[clug] Secure Erase of disks/drives
Alex Satrapa
grail at goldweb.com.au
Wed May 9 00:28:40 GMT 2007
On 08/05/2007, at 20:09 , Michael Cohen wrote:
> It just makes sense - if there was an easier way to read say 1 or 2
> time
> overwritten data (say by some great dsp technique/better heads etc)
> - your
> driver storage could just be increased by a factor of 2 with little
> cost.
The whole idea of scanning the disk with a ultra-sensitive read head
is that you can make specialist equipment that is 10 times more
sensitive than the mass-produced stuff. In addition, the drive is
built to recognise eg "0.78" as "1", and "0.34" as "0". The more
sensitive equipment is exponentially more expensive to build,
maintain and operate. That is why it's not used in mass-produced
consumer hardware.
So yes, if there was "an easier way", we'd have higher density
drives. Two years ago I bought a consumer-level device which gave me
500GB in a raid-0 enclosure. This year that model has been replaced
with a 1TB version.
When consumer hard drives are capable of recording details on a disk
with magnetic domains the size of one molecule, then I'll believe
that it's impossible to retrieve overwritten data.
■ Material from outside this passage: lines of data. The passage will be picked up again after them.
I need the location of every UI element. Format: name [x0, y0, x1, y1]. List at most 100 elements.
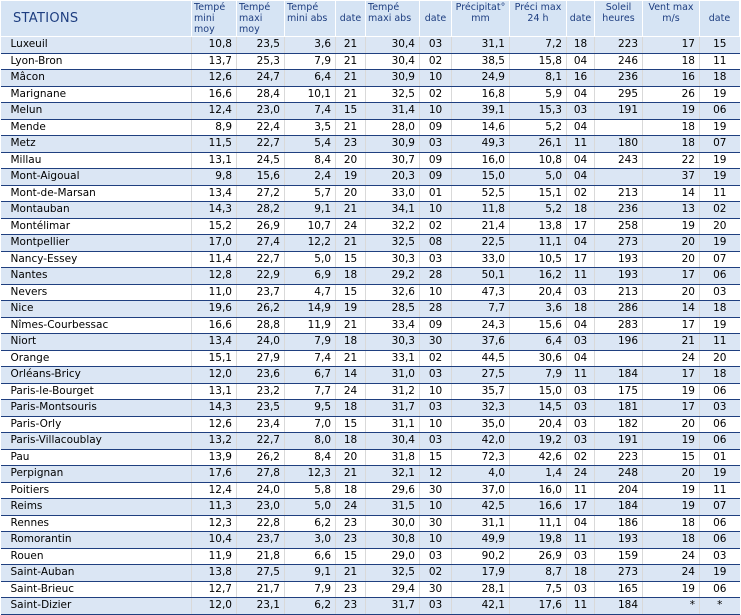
table-cell: 159	[594, 548, 643, 565]
table-cell: 06	[699, 515, 740, 532]
table-cell: 03	[566, 102, 595, 120]
table-cell: 11,3	[191, 498, 237, 516]
table-cell: 19	[699, 152, 740, 169]
table-cell: 18	[335, 333, 366, 351]
table-cell: *	[642, 597, 700, 615]
table-cell: 31,1	[365, 416, 420, 433]
table-cell: 12,0	[191, 366, 237, 384]
table-cell: 30,8	[365, 531, 420, 549]
table-cell: 236	[594, 69, 643, 87]
table-cell: 24,9	[451, 69, 510, 87]
table-cell: 28	[419, 300, 452, 318]
table-cell: 24,5	[236, 152, 285, 169]
table-cell: 181	[594, 399, 643, 417]
table-cell: 12,4	[191, 482, 237, 499]
table-cell: 30,3	[365, 251, 420, 268]
table-cell: 14,9	[284, 300, 336, 318]
table-cell: 31,1	[451, 36, 510, 54]
table-cell: 07	[699, 135, 740, 153]
table-cell: 23,2	[236, 383, 285, 400]
table-cell: 30,4	[365, 36, 420, 54]
table-cell: 15	[699, 36, 740, 54]
table-cell: 13,1	[191, 152, 237, 169]
table-cell: 10	[419, 201, 452, 219]
table-cell: 7,9	[284, 333, 336, 351]
table-cell: 23,5	[236, 36, 285, 54]
table-cell: 7,4	[284, 350, 336, 367]
table-cell: 243	[594, 152, 643, 169]
table-cell: 7,0	[284, 416, 336, 433]
table-cell: 17	[566, 251, 595, 268]
table-row: Montpellier 17,0 27,4 12,2 21 32,5 08 22,5 11,1 0…	[0, 234, 740, 252]
table-cell: 5,7	[284, 185, 336, 202]
table-cell: 32,5	[365, 564, 420, 582]
table-cell: 28,8	[236, 317, 285, 334]
table-cell: 32,1	[365, 465, 420, 483]
table-cell: 33,1	[365, 350, 420, 367]
table-cell: 191	[594, 102, 643, 120]
table-row: Mâcon 12,6 24,7 6,4 21 30,9 10 24,9 8,1 16 236 16 18	[0, 69, 740, 87]
table-cell: 50,1	[451, 267, 510, 285]
table-cell: 31,2	[365, 383, 420, 400]
table-cell: 30	[419, 482, 452, 499]
table-cell: 175	[594, 383, 643, 400]
table-cell: 23,7	[236, 284, 285, 301]
table-cell: 19	[642, 218, 700, 235]
table-cell: 10,8	[509, 152, 567, 169]
table-cell: 30,4	[365, 432, 420, 450]
station-name: Pau	[0, 449, 192, 466]
table-cell: 18	[335, 482, 366, 499]
table-cell	[594, 168, 643, 186]
table-cell: 02	[419, 564, 452, 582]
table-cell: 12,7	[191, 581, 237, 598]
table-cell: 5,9	[509, 86, 567, 103]
table-cell: 19,8	[509, 531, 567, 549]
table-cell: 19	[699, 86, 740, 103]
station-name: Poitiers	[0, 482, 192, 499]
table-cell: 21	[335, 465, 366, 483]
table-cell: 03	[419, 432, 452, 450]
table-cell: 15,6	[236, 168, 285, 186]
table-cell: 283	[594, 317, 643, 334]
table-cell: 10	[419, 69, 452, 87]
table-cell: 17,6	[191, 465, 237, 483]
table-cell: 23,1	[236, 597, 285, 615]
table-cell: 13,4	[191, 333, 237, 351]
table-cell: 182	[594, 416, 643, 433]
table-cell: 16,6	[191, 317, 237, 334]
table-cell: 22,7	[236, 135, 285, 153]
table-cell: 18	[566, 36, 595, 54]
table-cell: 21	[642, 333, 700, 351]
table-cell: 20	[699, 218, 740, 235]
table-cell: 19	[642, 482, 700, 499]
table-cell: 2,4	[284, 168, 336, 186]
table-cell: 04	[566, 119, 595, 136]
table-cell: 7,9	[284, 53, 336, 70]
station-name: Saint-Brieuc	[0, 581, 192, 598]
station-name: Nantes	[0, 267, 192, 285]
table-cell: 30	[419, 333, 452, 351]
table-cell: 01	[419, 185, 452, 202]
table-cell: 04	[566, 350, 595, 367]
table-cell: 273	[594, 234, 643, 252]
table-cell: 11	[566, 597, 595, 615]
table-cell: 06	[699, 432, 740, 450]
table-cell: 5,4	[284, 135, 336, 153]
station-name: Rouen	[0, 548, 192, 565]
table-cell: *	[699, 597, 740, 615]
table-cell: 12,3	[284, 465, 336, 483]
table-cell: 34,1	[365, 201, 420, 219]
table-row: Perpignan 17,6 27,8 12,3 21 32,1 12 4,0 1,4 24 248…	[0, 465, 740, 483]
table-row: Romorantin 10,4 23,7 3,0 23 30,8 10 49,9 19,8 11 1…	[0, 531, 740, 549]
table-cell: 17	[566, 498, 595, 516]
table-row: Metz 11,5 22,7 5,4 23 30,9 03 49,3 26,1 11 180 18 07	[0, 135, 740, 153]
table-cell: 31,0	[365, 366, 420, 384]
table-cell: 18	[699, 300, 740, 318]
table-cell: 23,7	[236, 531, 285, 549]
table-cell: 19	[642, 383, 700, 400]
table-cell: 18	[335, 267, 366, 285]
table-cell: 11,1	[509, 515, 567, 532]
table-row: Millau 13,1 24,5 8,4 20 30,7 09 16,0 10,8 04 243 22…	[0, 152, 740, 169]
table-cell: 12,0	[191, 597, 237, 615]
table-row: Rouen 11,9 21,8 6,6 15 29,0 03 90,2 26,9 03 159 24 0…	[0, 548, 740, 565]
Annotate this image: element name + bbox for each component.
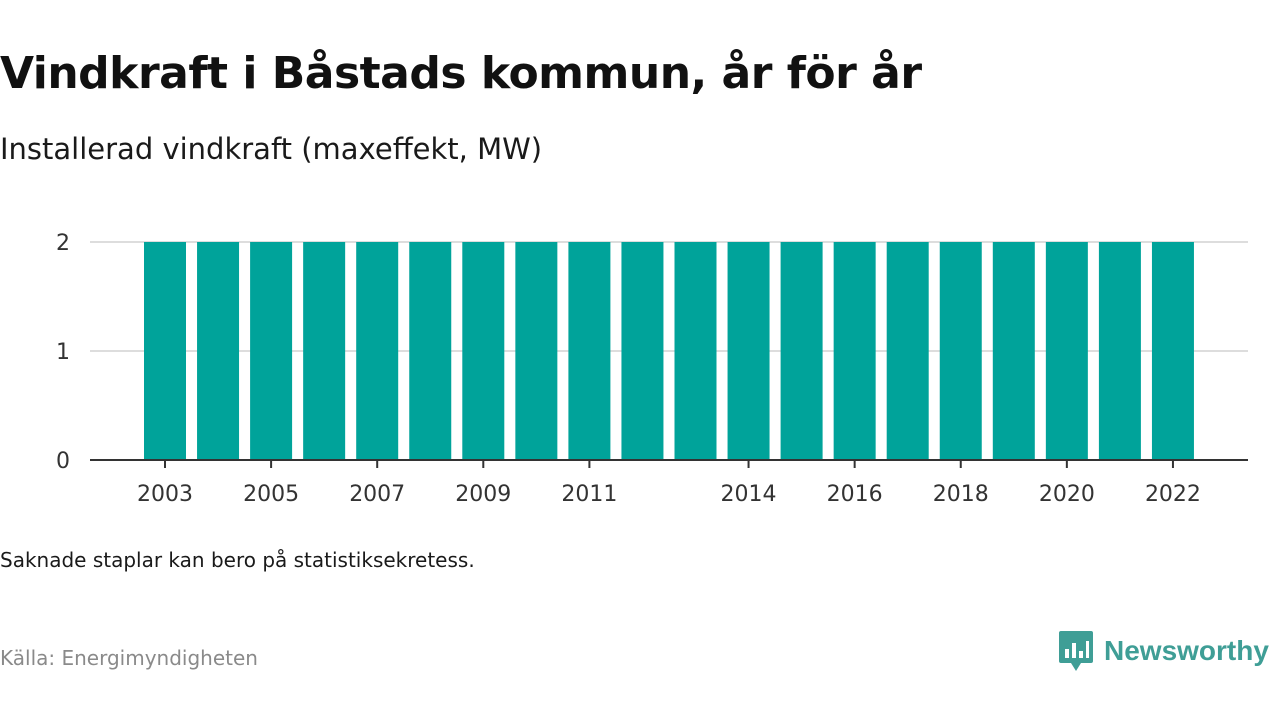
x-tick-label: 2003 xyxy=(137,482,193,507)
bar-2020 xyxy=(1045,242,1088,460)
x-tick-label: 2020 xyxy=(1039,482,1095,507)
x-tick-label: 2009 xyxy=(455,482,511,507)
bar-2014 xyxy=(727,242,770,460)
bar-2008 xyxy=(409,242,452,460)
bar-chart-speech-bubble-icon xyxy=(1059,631,1093,671)
logo-text: Newsworthy xyxy=(1104,635,1269,666)
chart-subtitle: Installerad vindkraft (maxeffekt, MW) xyxy=(0,132,543,166)
chart-title: Vindkraft i Båstads kommun, år för år xyxy=(0,48,922,99)
bar-2018 xyxy=(939,242,982,460)
x-tick-label: 2016 xyxy=(827,482,883,507)
x-tick-label: 2018 xyxy=(933,482,989,507)
bar-2011 xyxy=(568,242,611,460)
bar-2016 xyxy=(833,242,876,460)
y-tick-label: 1 xyxy=(56,340,70,365)
bar-2006 xyxy=(303,242,346,460)
bar-2021 xyxy=(1098,242,1141,460)
bar-2003 xyxy=(144,242,186,460)
bar-layer xyxy=(144,242,1194,460)
bar-2015 xyxy=(780,242,823,460)
y-tick-label: 2 xyxy=(56,231,70,256)
bar-2010 xyxy=(515,242,558,460)
bar-2017 xyxy=(886,242,929,460)
footnote: Saknade staplar kan bero på statistiksek… xyxy=(0,548,475,572)
x-tick-label: 2022 xyxy=(1145,482,1201,507)
bar-2022 xyxy=(1151,242,1194,460)
bar-2007 xyxy=(356,242,399,460)
newsworthy-logo: Newsworthy xyxy=(1058,628,1269,674)
bar-2013 xyxy=(674,242,717,460)
x-tick-label: 2007 xyxy=(349,482,405,507)
y-tick-label: 0 xyxy=(56,449,70,474)
x-tick-label: 2011 xyxy=(561,482,617,507)
bar-2004 xyxy=(197,242,240,460)
bar-2009 xyxy=(462,242,505,460)
x-tick-label: 2014 xyxy=(721,482,777,507)
x-tick-label: 2005 xyxy=(243,482,299,507)
bar-2019 xyxy=(992,242,1035,460)
axis-layer: 0 1 2 2003 2005 2007 2009 2011 2014 2016 2018 2020 2… xyxy=(56,231,1248,507)
bar-2005 xyxy=(250,242,293,460)
source-credit: Källa: Energimyndigheten xyxy=(0,646,258,670)
bar-2012 xyxy=(621,242,664,460)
Until then, the
question will still be, "does any of the data that was ever stored on
this disk pose a risk of harm if someone was to find it?" -
otherwise, you are not paranoid enough.
When you are not paranoid enough, you make silly assumptions such as,
"noone would ever steal that hard drive full of personal details of
war veterans, because it's sitting on a desk in an important person's
office, in a secure building - therefore we don't need to worry about
physically securing the drive or encrypting the data."